Storing the private key in hardware makes it impossible to extract from the TPM or the hardware token. You no longer have to worry about backups containing a key file, or a remote attacker being able to copy the private key.
That said, a remote attacker can still use the key if they manage to compromise your system. Hardware-backed keys do not help much if your workstation is left unlocked.
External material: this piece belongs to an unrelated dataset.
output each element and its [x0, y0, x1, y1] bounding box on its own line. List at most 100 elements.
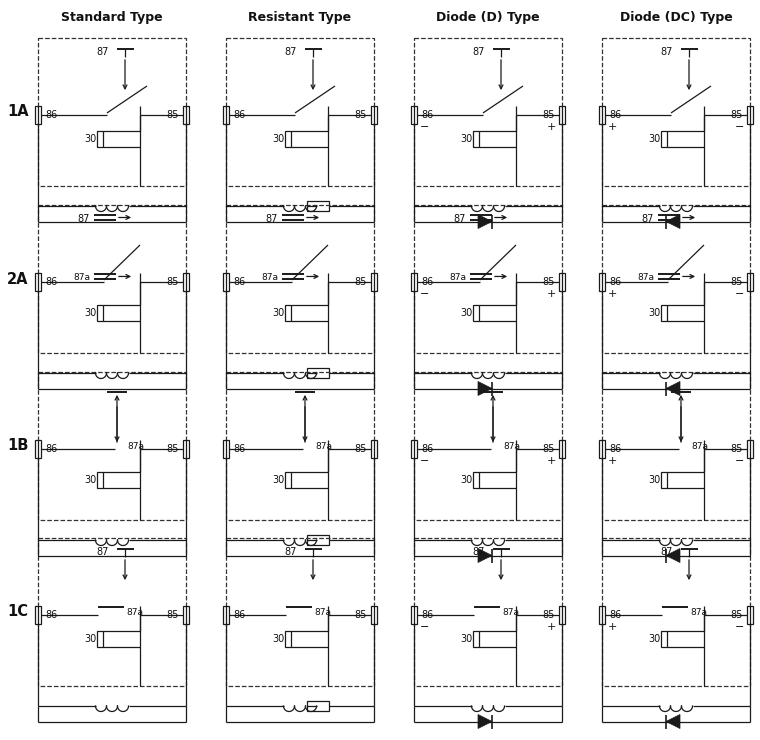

With a YubiKey, you might even make it easier for an attacker: why break into your system when they can just grab your token from your desk? Without PIN authentication, or a PIN that begins with 123 and ends with 456, a hardware token may actually be weaker. A stolen laptop gets noticed immediately, a missing USB token might take a while.
Hardware key storage is a strong measure, but it is not a substitute for good operational discipline. Lock your screen, remove the token, keep your system patched. Strong authentication works best when backed by strong habits.